楽しげに笑い、言葉を交わすその姿は、どこから見ても“理想の貴公子”で。



――遠い人。

手を伸ばせば届きそうなのに、決して届かない人。



ふと、目が合った。

一瞬だけ、ゼンの表情が緩む。


エリシアは、ひらりと手を振った。

するとゼンは、ほっとしたように息をつき、そのままこちらへ歩き出す。

彼を囲んでいた令嬢たちは、その行き先にエリシアの姿を見つけると、慌てたように身を引いた。


バルコニーの扉が開く。


夜の静けさが、二人を包んだ。



「ふぅ。助かったよ。ありがとう」



柔らかく笑うその顔に、

胸の奥が、少しだけ痛む。


「……相変わらずモテモテなのね」


軽く返した言葉に、ほんの少しの棘を混ぜる。

それに気付いたのか、気付かないふりをしたのか、

ゼンは一瞬だけ言葉を探すように視線を揺らした。



そして、


「エリシア様。17歳の誕生日、おめでとうございます」


――その呼び方。

昔は呼ばれなかった距離の名前。

胸の奥が、きし、と傷んだ。




17歳。

この国では、大人とされる年齢。

2人の姉も、この年に婚姻した。


そして当然のように、

自分にも、縁談が来ている。



(知っているでしょう……?)



どうして、何も言ってくれないの。


――どうして。


昔みたいに、名前を呼んでくれないの。



「……」



言葉が出ない。

代わりに、じっとゼンの顔を見る。

何か言いたくて。

でも、何を待っているのか、自分でもわからない。



「エリシア様?」


不思議そうに呼ばれるその響きに、

胸の奥が、きゅ、と締めつけられる。



(その呼び方、やめて)



でも、言えない。

言えるはずもない。



「エリシアー!あ、兄様もいたのね!」



軽やかな声が、その空気を切り裂いた。

振り返ると、駆け寄ってくるリゼ。

水色のドレスに、肩までの青銀の髪。

どこから見ても公爵令嬢なのに、その笑顔は昔のまま変わらない。


「リゼ。

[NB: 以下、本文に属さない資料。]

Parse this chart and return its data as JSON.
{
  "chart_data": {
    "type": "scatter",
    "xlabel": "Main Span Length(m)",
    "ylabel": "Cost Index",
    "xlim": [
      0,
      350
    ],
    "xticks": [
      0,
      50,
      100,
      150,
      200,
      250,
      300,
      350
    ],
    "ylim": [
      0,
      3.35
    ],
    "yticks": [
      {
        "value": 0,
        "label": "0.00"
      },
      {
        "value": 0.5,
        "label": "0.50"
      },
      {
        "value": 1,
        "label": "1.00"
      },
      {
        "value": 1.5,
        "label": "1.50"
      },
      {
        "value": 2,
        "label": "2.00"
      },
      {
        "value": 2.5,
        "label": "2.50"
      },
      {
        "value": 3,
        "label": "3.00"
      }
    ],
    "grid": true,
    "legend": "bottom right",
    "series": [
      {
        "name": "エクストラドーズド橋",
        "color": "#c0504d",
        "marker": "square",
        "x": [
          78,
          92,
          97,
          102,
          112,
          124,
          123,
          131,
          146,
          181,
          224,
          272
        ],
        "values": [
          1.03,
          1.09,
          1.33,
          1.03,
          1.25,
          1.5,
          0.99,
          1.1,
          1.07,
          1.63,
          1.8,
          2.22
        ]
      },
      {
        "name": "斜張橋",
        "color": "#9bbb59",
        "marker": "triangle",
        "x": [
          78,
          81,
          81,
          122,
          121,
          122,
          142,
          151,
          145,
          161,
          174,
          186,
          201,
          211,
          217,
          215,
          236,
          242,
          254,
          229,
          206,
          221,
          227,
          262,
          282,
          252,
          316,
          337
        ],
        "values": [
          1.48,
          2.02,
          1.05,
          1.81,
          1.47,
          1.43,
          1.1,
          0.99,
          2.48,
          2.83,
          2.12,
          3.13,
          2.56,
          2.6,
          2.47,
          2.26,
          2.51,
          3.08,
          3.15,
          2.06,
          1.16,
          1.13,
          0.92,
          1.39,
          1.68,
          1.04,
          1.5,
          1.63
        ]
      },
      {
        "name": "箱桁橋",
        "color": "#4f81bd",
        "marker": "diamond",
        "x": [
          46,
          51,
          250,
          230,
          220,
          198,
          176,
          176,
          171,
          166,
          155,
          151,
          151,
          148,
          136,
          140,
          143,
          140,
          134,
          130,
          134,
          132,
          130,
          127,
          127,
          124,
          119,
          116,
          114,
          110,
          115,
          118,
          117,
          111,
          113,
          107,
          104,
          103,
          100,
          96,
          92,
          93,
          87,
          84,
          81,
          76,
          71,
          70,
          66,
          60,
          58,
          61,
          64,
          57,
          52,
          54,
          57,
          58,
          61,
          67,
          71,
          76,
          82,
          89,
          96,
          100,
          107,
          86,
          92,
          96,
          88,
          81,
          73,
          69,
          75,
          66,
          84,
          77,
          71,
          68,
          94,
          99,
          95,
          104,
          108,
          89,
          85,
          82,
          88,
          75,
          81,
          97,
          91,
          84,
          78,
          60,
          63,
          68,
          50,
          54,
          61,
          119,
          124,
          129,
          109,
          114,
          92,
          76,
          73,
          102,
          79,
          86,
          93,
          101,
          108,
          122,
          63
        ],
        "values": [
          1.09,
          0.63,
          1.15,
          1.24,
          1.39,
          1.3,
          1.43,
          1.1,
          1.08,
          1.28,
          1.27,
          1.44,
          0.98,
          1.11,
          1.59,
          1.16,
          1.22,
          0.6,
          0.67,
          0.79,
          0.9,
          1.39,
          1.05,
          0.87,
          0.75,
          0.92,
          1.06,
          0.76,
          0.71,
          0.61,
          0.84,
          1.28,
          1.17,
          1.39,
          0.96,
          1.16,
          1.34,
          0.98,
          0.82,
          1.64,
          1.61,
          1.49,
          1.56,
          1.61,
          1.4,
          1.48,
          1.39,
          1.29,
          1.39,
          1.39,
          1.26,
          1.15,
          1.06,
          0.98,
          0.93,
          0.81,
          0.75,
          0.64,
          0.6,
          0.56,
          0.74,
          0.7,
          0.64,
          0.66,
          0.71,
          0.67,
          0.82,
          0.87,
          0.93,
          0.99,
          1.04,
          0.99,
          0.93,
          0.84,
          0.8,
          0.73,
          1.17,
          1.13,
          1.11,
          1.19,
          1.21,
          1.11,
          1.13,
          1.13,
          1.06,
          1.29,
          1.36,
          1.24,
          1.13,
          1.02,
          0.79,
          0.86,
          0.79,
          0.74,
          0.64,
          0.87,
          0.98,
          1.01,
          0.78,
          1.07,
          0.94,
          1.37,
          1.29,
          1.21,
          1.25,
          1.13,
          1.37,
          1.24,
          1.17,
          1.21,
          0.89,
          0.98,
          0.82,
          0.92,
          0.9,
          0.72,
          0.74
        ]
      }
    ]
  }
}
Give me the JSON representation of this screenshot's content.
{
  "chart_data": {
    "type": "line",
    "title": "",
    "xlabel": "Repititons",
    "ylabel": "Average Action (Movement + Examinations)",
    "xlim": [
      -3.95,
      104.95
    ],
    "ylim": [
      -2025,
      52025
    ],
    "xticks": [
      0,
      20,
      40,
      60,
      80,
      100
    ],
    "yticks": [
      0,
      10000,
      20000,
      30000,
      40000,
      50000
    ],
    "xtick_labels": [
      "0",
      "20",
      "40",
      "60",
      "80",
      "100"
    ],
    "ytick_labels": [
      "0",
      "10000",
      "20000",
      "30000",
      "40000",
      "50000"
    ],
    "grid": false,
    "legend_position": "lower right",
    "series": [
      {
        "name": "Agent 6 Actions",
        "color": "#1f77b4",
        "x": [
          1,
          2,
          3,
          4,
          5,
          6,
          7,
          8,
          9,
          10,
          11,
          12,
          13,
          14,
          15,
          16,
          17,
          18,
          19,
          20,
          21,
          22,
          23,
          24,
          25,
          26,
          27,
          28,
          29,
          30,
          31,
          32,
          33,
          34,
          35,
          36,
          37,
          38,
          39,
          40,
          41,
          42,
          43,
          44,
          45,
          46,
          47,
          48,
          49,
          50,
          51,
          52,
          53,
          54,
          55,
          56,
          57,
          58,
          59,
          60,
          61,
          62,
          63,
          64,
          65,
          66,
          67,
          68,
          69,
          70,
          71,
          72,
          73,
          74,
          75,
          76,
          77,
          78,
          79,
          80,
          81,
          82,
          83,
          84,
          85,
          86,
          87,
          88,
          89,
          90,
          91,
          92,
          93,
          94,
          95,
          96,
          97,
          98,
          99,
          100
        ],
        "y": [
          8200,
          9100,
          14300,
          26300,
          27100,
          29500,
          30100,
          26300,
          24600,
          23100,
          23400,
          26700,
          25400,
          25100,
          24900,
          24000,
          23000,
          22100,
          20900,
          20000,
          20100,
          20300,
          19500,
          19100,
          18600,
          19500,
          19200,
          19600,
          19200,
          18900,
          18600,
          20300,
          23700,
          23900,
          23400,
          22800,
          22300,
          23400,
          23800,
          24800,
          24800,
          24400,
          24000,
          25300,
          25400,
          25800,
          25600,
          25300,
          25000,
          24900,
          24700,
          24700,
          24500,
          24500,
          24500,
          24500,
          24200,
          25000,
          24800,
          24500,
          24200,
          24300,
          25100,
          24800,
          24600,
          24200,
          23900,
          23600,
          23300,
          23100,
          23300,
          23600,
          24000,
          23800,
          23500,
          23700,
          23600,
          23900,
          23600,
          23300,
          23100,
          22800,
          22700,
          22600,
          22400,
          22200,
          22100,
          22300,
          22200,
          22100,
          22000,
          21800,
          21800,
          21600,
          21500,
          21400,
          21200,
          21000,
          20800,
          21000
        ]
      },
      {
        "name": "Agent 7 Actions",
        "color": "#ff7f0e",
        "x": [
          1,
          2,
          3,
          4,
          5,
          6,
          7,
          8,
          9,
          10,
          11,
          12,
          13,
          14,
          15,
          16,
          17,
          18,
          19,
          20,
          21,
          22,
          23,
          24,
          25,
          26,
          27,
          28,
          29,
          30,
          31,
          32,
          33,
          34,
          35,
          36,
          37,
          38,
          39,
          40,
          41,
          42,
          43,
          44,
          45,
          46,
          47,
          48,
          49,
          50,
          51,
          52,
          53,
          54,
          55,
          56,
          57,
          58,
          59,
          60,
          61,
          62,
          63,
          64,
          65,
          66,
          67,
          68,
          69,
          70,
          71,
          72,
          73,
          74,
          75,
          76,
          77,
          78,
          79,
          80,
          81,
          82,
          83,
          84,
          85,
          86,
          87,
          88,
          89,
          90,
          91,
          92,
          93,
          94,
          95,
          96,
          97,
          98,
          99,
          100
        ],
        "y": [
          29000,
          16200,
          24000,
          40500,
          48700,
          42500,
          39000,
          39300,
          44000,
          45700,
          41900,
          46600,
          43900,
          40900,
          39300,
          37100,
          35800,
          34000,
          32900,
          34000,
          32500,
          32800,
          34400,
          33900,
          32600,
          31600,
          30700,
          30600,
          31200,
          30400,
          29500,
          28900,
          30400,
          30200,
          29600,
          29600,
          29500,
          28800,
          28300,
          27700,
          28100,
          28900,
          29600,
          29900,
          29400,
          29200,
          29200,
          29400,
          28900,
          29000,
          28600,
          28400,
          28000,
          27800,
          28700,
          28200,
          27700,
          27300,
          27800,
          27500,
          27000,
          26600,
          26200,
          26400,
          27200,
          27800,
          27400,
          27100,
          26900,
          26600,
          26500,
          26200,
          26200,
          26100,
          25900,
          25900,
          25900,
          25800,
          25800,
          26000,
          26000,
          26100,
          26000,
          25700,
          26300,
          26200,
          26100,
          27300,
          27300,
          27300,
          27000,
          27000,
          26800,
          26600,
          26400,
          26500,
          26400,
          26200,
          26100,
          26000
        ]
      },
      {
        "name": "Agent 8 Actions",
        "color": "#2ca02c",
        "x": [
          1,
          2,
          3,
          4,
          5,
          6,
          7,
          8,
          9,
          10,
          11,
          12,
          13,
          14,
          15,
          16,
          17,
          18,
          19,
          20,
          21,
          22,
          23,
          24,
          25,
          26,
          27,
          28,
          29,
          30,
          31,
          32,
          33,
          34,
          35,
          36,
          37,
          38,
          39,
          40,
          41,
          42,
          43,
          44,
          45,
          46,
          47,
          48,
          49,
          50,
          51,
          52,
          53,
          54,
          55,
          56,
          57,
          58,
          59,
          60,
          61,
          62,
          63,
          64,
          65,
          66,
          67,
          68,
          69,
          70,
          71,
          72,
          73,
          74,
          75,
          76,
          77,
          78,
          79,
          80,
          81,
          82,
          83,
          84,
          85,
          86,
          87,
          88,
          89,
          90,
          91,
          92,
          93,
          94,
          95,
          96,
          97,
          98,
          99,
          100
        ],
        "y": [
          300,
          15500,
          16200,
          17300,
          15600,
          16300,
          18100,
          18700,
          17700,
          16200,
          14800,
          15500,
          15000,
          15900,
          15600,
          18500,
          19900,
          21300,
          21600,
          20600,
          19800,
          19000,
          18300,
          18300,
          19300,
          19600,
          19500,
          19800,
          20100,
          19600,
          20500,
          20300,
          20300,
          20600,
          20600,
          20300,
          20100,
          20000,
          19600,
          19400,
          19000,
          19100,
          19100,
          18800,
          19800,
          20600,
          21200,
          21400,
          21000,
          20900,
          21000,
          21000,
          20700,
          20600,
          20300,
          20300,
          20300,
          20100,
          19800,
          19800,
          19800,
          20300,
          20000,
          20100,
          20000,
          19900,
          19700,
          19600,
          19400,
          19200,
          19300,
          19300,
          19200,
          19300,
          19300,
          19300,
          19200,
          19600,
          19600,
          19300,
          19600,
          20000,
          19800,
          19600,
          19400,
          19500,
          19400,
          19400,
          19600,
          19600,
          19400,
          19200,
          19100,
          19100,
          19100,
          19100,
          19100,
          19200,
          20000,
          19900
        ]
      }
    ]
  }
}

ドレスを着て走るな」


ゼンはわざとらしく視線を逸らし、リゼに向き直る。

まるで、この場から逃げるように。


「クロードは一緒じゃないのか?」

「知らないわよ。どうしてみんなクロードの居場所を私に聞くわけ?」

うざったそうにそう言って首を振るリゼに、エリシアは笑う。


「あなたたちいつも一緒にいるじゃない。」


「あいつがついてくるのよ。」


それより、とリゼ。


「兄様、向こうにリリアンがいたわよ!」


その名前が出た瞬間。

ほんのわずかに、ゼンの視線が揺れた。


(……ああ)


わかってしまう。

追いたくなんてないのに、その視線の先を、追ってしまう。

そこにいるのは――

かつて、ゼンが好きだった人。


今は、侯爵夫人となった女性。



『好きよ、ゼン。大好き!』



幼い日の、自分の声。



『ありがとう、エリシア。でも、ごめん。好きな人がいるんだ』



困ったように笑っていた、あの時のゼン。


(……まだ、好きなの?)



そう思った瞬間、息が苦しくなった。

胸の奥が、きし、と音を立てた気がした。